In plain English, the game is taking the values of the letters “INTEND” and adding them to the value 0x5E. If the final sum isn’t 0x00, it adds one to the value in IY, which apparently causes things to go pear-shaped later on…
This is pretty clever back in the day because although the check is performed at the beginning of the level, the game doesn’t actually crash until several seconds later. Since “really good” logic analyzers back in the 1980’s were only able to capture maybe a few milliseconds of program execution (unlike MAME which is limited only by the size of your hard drive) this would have probably been pretty annoying to find and fix because by the time the game crashes, the actual check that would end up making it crash had happened long ago. (It’s worth noting though, that Donkey Kong was still widely cloned/pirated/copied even back in the 80’s!)

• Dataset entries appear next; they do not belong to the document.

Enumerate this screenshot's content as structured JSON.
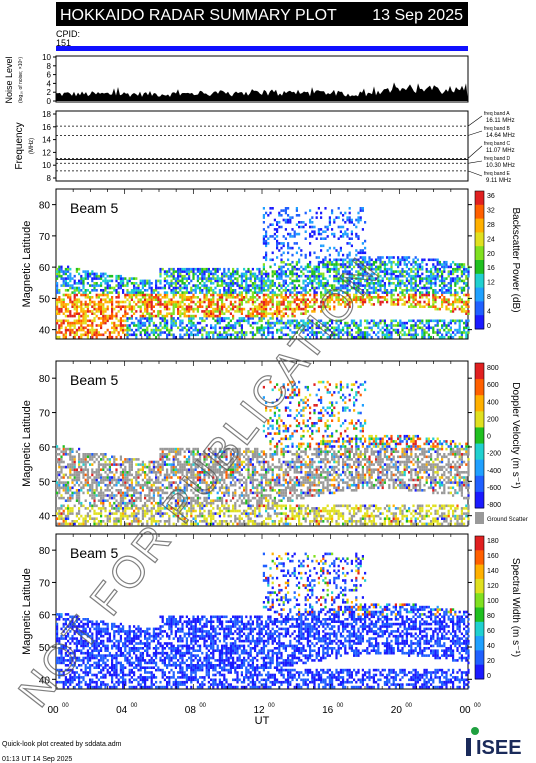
{
  "header": {
    "title": "HOKKAIDO RADAR SUMMARY PLOT",
    "date": "13 Sep 2025"
  },
  "cpid": {
    "label": "CPID:",
    "value": "151"
  },
  "noise_panel": {
    "ylabel": "Noise Level",
    "ylabel_sub": "(log₁₀ of noise; ×10⁵)",
    "yticks": [
      "10",
      "8",
      "6",
      "4",
      "2",
      "0"
    ]
  },
  "freq_panel": {
    "ylabel": "Frequency",
    "unit": "(MHz)",
    "yticks": [
      "18",
      "16",
      "14",
      "12",
      "10",
      "8"
    ],
    "bands": [
      {
        "label": "freq band A",
        "value": "16.11 MHz"
      },
      {
        "label": "freq band B",
        "value": "14.64 MHz"
      },
      {
        "label": "freq band C",
        "value": "11.07 MHz"
      },
      {
        "label": "freq band D",
        "value": "10.30 MHz"
      },
      {
        "label": "freq band E",
        "value": "9.11 MHz"
      }
    ]
  },
  "chart_data": [
    {
      "type": "heatmap",
      "beam_label": "Beam  5",
      "ylabel": "Magnetic Latitude",
      "yticks": [
        "80",
        "70",
        "60",
        "50",
        "40"
      ],
      "colorbar_label": "Backscatter Power (dB)",
      "colorbar_ticks": [
        "36",
        "32",
        "28",
        "24",
        "20",
        "16",
        "12",
        "8",
        "4",
        "0"
      ],
      "colors": [
        "#1a1aff",
        "#2060ff",
        "#20a0ff",
        "#20d0d0",
        "#20c020",
        "#80e020",
        "#e0e020",
        "#ffb000",
        "#ff6000",
        "#e02020"
      ]
    },
    {
      "type": "heatmap",
      "beam_label": "Beam  5",
      "ylabel": "Magnetic Latitude",
      "yticks": [
        "80",
        "70",
        "60",
        "50",
        "40"
      ],
      "colorbar_label": "Doppler Velocity (m s⁻¹)",
      "colorbar_ticks": [
        "800",
        "600",
        "400",
        "200",
        "0",
        "-200",
        "-400",
        "-600",
        "-800"
      ],
      "colors": [
        "#1a1aff",
        "#2060ff",
        "#20a0ff",
        "#20d0d0",
        "#20c020",
        "#e0e020",
        "#ffb000",
        "#ff6000",
        "#e02020"
      ],
      "ground_label": "Ground Scatter"
    },
    {
      "type": "heatmap",
      "beam_label": "Beam  5",
      "ylabel": "Magnetic Latitude",
      "yticks": [
        "80",
        "70",
        "60",
        "50",
        "40"
      ],
      "colorbar_label": "Spectral Width (m s⁻¹)",
      "colorbar_ticks": [
        "180",
        "160",
        "140",
        "120",
        "100",
        "80",
        "60",
        "40",
        "20",
        "0"
      ],
      "colors": [
        "#1a1aff",
        "#2060ff",
        "#20a0ff",
        "#20d0d0",
        "#20c020",
        "#80e020",
        "#e0e020",
        "#ffb000",
        "#ff6000",
        "#e02020"
      ]
    }
  ],
  "xaxis": {
    "ticks": [
      "00",
      "04",
      "08",
      "12",
      "16",
      "20",
      "00"
    ],
    "tick_sup": "00",
    "label": "UT"
  },
  "watermark": "NOT FOR PUBLICATION",
  "footer": {
    "line1": "Quick-look plot created by sddata.adm",
    "line2": "01:13 UT 14 Sep 2025"
  },
  "logo": "ISEE"
}
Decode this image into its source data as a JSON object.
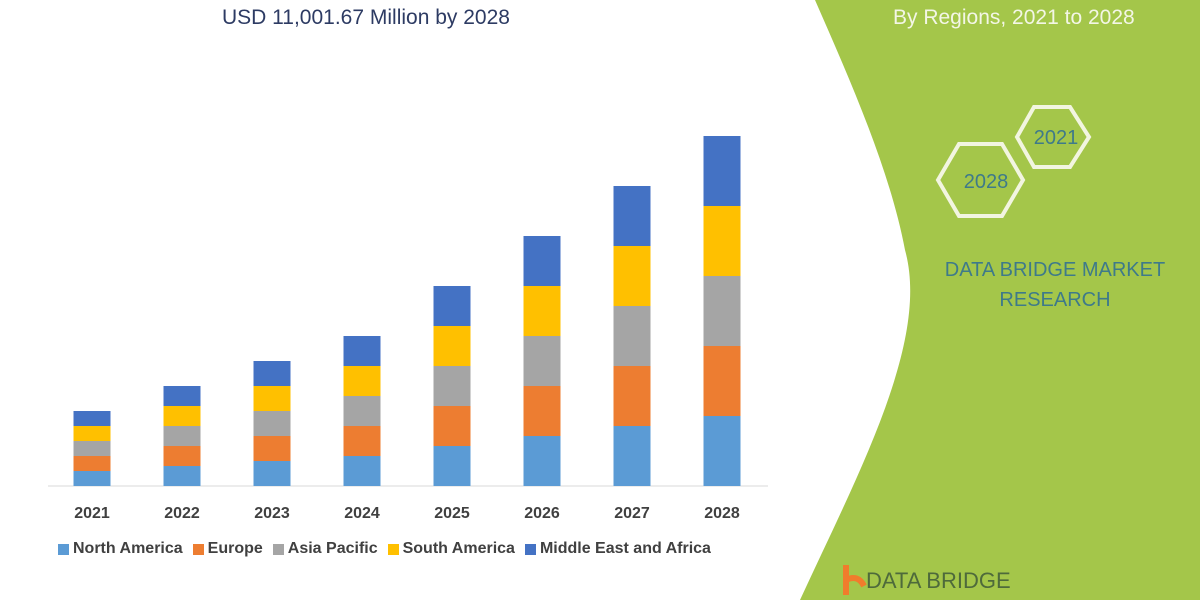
{
  "header": {
    "subtitle": "USD 11,001.67 Million by 2028",
    "right_title": "By Regions, 2021 to 2028"
  },
  "hexagons": [
    "2028",
    "2021"
  ],
  "brand": {
    "line1": "DATA BRIDGE MARKET",
    "line2": "RESEARCH",
    "logo_text": "DATA BRIDGE"
  },
  "colors": {
    "green_panel": "#a4c64a",
    "axis": "#d9d9d9"
  },
  "chart_data": {
    "type": "bar",
    "stacked": true,
    "grid": false,
    "legend": "bottom",
    "categories": [
      "2021",
      "2022",
      "2023",
      "2024",
      "2025",
      "2026",
      "2027",
      "2028"
    ],
    "series": [
      {
        "name": "North America",
        "color": "#5b9bd5",
        "values": [
          15,
          20,
          25,
          30,
          40,
          50,
          60,
          70
        ]
      },
      {
        "name": "Europe",
        "color": "#ed7d31",
        "values": [
          15,
          20,
          25,
          30,
          40,
          50,
          60,
          70
        ]
      },
      {
        "name": "Asia Pacific",
        "color": "#a5a5a5",
        "values": [
          15,
          20,
          25,
          30,
          40,
          50,
          60,
          70
        ]
      },
      {
        "name": "South America",
        "color": "#ffc000",
        "values": [
          15,
          20,
          25,
          30,
          40,
          50,
          60,
          70
        ]
      },
      {
        "name": "Middle East and Africa",
        "color": "#4472c4",
        "values": [
          15,
          20,
          25,
          30,
          40,
          50,
          60,
          70
        ]
      }
    ]
  }
}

We could just ‘neuter’ this copy protection check by placing ‘nop’ (do nothing) instructions at address 0x2454-55, but that would result in a slight change to the program timing which would be better to avoid if possible. Instead, it’s easier to just change the value at 0x2445 (the 0x5E) to something that when summed with our string equals 0x00. That value happens to be 0x4B, so with that one byte changed we test again– success! No more crash and a title screen to boot!
Did you know that the arcade Donkey Kong has the pies/conveyor level? Well, I didn’t. I thought it was added in the NES cart version. *sigh* That just goes to show you how good of a DK player I am…
Thankfully, the tables used are the same as the earlier levels. By examining sprite memory at the beginning of the level and searching for that data in the ROM files with HexWorkshop we find the values at 0x3E3C (0x0E3c in ROM “c_5at_g.bin”, to be exact). A few more bytes patched up and we’re done. ‘Conveyor’ level all spruced up!
Done! For now at least…
Thanks to Mike Mika for the original Donkey Kong: Pauline Edition NES hack and everyone that’s come down to Ground Kontrol to try our custom version!